D’autres, tel que Stéphen King, ont une autre perception de l’inspiration… moins poétique : 

     « Fous un écrivain à poil, fais le tour de ses cicatrices, et il te racontera en détail l’histoire de la plus petite d’entre elles. Les grandes sont à l’origine de tes romans, pas l’amnésie. C’est tout à fait utile d’avoir un peu de talent pour devenir écrivain, mais la seule chose qui soit absolument indispensable, c’est la capacité de se souvenir de la moindre cicatrice. » 

     Autrement dit, comme le dirait Napoléon Bonaparte, « L’inspiration n’est le plus souvent qu’une réminiscence. »   

     Dans son livre « Écriture : mémoires d’un métier », Stéphen King dit aussi : « N’attendez pas l’inspiration pour écrire ! » Lui-même s’astreint à écrire au moins 2000 mots par jour.
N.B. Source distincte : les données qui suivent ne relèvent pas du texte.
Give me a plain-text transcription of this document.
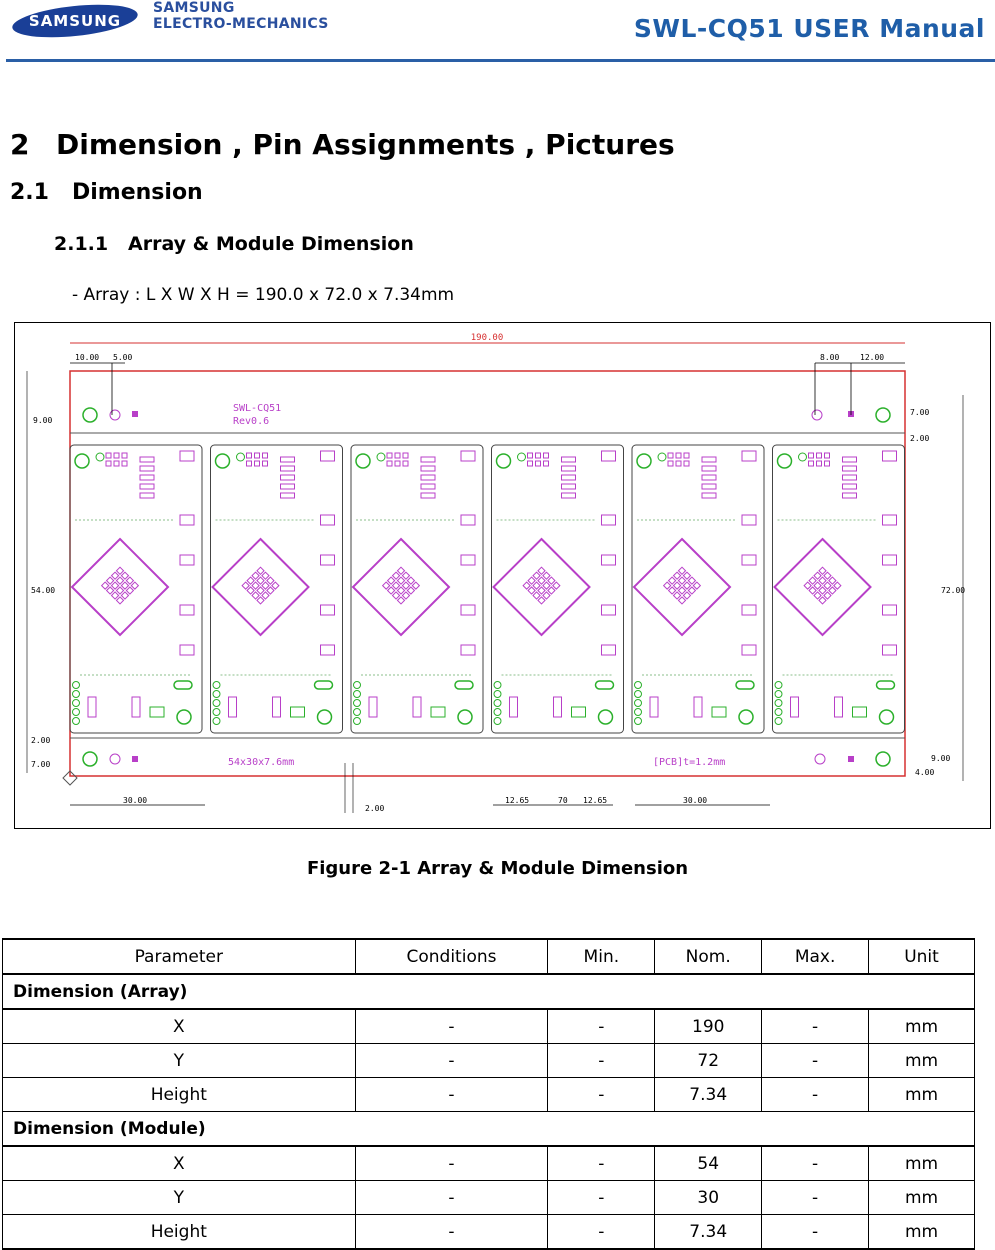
SAMSUNG
SAMSUNG
ELECTRO-MECHANICS	SWL-CQ51 USER Manual
2 Dimension , Pin Assignments , Pictures
2.1 Dimension
2.1.1 Array & Module Dimension
- Array : L X W X H = 190.0 x 72.0 x 7.34mm
190.00
10.00 5.00	8.00	12.00
9.00
54.00
2.00
7.00
7.00
2.00
72.00
9.00
4.00
30.00
2.00
12.65	70 12.65	30.00
SWL-CQ51
Rev0.6
54x30x7.6mm	[PCB]t=1.2mm
Figure 2-1 Array & Module Dimension
Parameter	Conditions	Min.	Nom.	Max.	Unit
Dimension (Array)					
X	-	-	190	-	mm
Y	-	-	72	-	mm
Height	-	-	7.34	-	mm
Dimension (Module)					
X	-	-	54	-	mm
Y	-	-	30	-	mm
Height	-	-	7.34	-	mm
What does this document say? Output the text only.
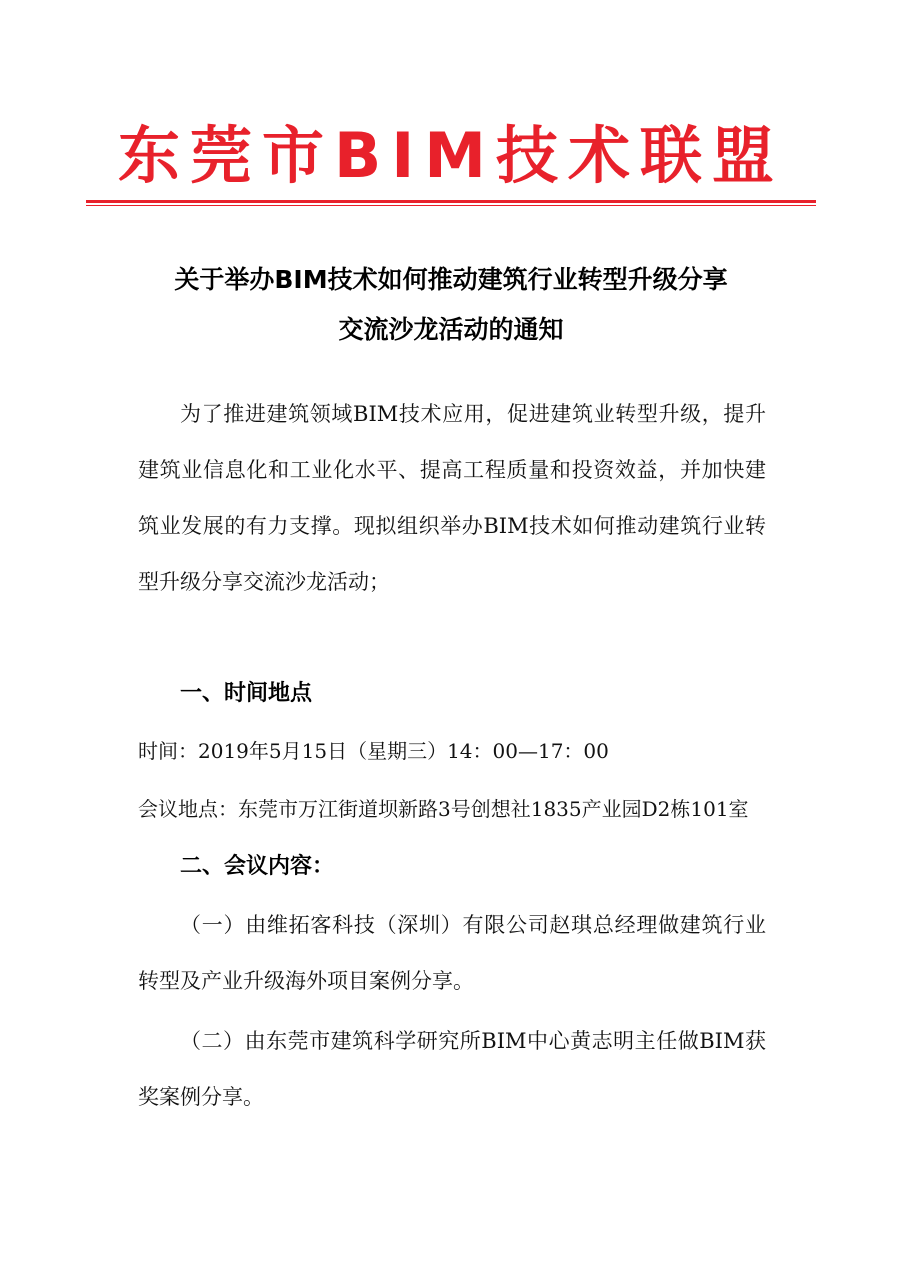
东莞市BIM技术联盟
关于举办BIM技术如何推动建筑行业转型升级分享
交流沙龙活动的通知
为了推进建筑领域BIM技术应用，促进建筑业转型升级，提升建筑业信息化和工业化水平、提高工程质量和投资效益，并加快建筑业发展的有力支撑。现拟组织举办BIM技术如何推动建筑行业转型升级分享交流沙龙活动；
一、时间地点
时间：2019年5月15日（星期三）14：00—17：00
会议地点：东莞市万江街道坝新路3号创想社1835产业园D2栋101室
二、会议内容：
（一）由维拓客科技（深圳）有限公司赵琪总经理做建筑行业转型及产业升级海外项目案例分享。
（二）由东莞市建筑科学研究所BIM中心黄志明主任做BIM获奖案例分享。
Ces mots seront le premier jet d’un roman, d’un chapitre… ou non…

      Autrement dit, du travail, du travail et encore du travail ! 

     Voici maintenant ce qu’en dit Haruki Murakami dans son livre : « Profession : romancier ». 

     « À mon avis, écrire des romans n’est pas une entreprise vers laquelle se tournent les gens intelligents. Certes, l’écriture exige un certain niveau d’intelligence, d’éducation et de compétence. E je suppose que moi aussi je dispose d’un minimum de ces attributs. Sans doute. Mais si quelqu’un me demande directement, en face, si je suis vraiment sûr de posséder ces qualités, je lui répondrai que non, pas tout à fait.  Je considère que les individus à l’esprit vif ou dotés d’une intelligence supérieure sont peu enclins à se tourner vers la littérature. Parce que pour écrire des romans – ou des récits -, il faut adopter un rythme tranquille, rouler à une vitesse réduite en quelque sorte. Pour le dire sous la forme d’image : c’est un tempo qui se situerait entre la marche rapide et le vélo lent. Pour certains, la conscience fonctionne à ce rythme-là, alors que d’autres ne s’y retrouvent pas.     

     Quelques citations encore, glanées ici et là : 

     « La créativité se situe à la rencontre de la discipline et de l’esprit enfantin. »  Robert Greene               

     « On prend un trait chez celui-ci, un trait chez cet autre ; on l’emprunte à un ami de toujours, ou à quelqu’un à peine entrevu sur le quai d’une gare, en attendant un train. On emprunte même parfois une phrase, une idée à un fait divers de journal. Voilà la manière d’écrire un roman ; il n’y en a pas d’autre. » H.G Wells (préface à Dolorès), reprise par Pierre Lemaitre dans les remerciements de « Trois jours, une vie »   

     « Les mots des autres sont les graines que vous plantez dans votre champ sémantique pour nourrir plus tard votre verve. » Kristof Mishel « À la recherche de Mary Easterway »   

     « Les mots sont les passants mystérieux de l’âme » Victor Hugo « Les contemplations »   

     Finalement, pas de recette miracle, mais ça, on s’en doutait ! Pour ma part, c’est un peu de tout, ou plutôt, beaucoup de tout cela. 

                                                                      Que va-t-il en sortir ?

     Je vais vous faire une confidence. Depuis mon premier livre, je n’ai rien publié d’autre. Quelques nouvelles attendent bien au chaud dans un tiroir que j’en ponde trois ou quatre de plus pour en faire un recueil. Mais cela ne veut pas dire que je n’écris pas. Bien au contraire ! J’écris tout ! Tout ce qui me passe par la tête : une réflexion, une tournure de phrase, une scène saisie dans la rue, un supermarché ou un parc, un ressenti… Je collecte ces échantillons et les plante dans le jardin de mon inspiration. De temps en temps, je vois la terre frémir au-dessus de l’une de ces plantations et je guette le plant qui essaie de poindre. Très récemment, le mois dernier pour être exacte, la terre a fait plus que bouger. Elle a tremblé. Oh ! Un petit tremblement de rien du tout, mais je sais que ce qui est encore sous terre ne demande qu’à être exhumé. Pour être honnête, j’aurais préféré, pour différentes raisons, que l’arbrisseau reste en gestation encore quelques mois. Mais visiblement, il faut que je me prépare à accueillir cette éclosion très bientôt. 

     Alors je vais me lancer dans cette belle aventure, en espérant que les heures s’étirent parfois, pour vous présenter dans quelques mois -soyons honnête, plus d’une douzaine- un nouveau roman. Je sais que vous serez au rendez-vous, comme vous l’avez été et continuerez de l’être tous les quinze jours.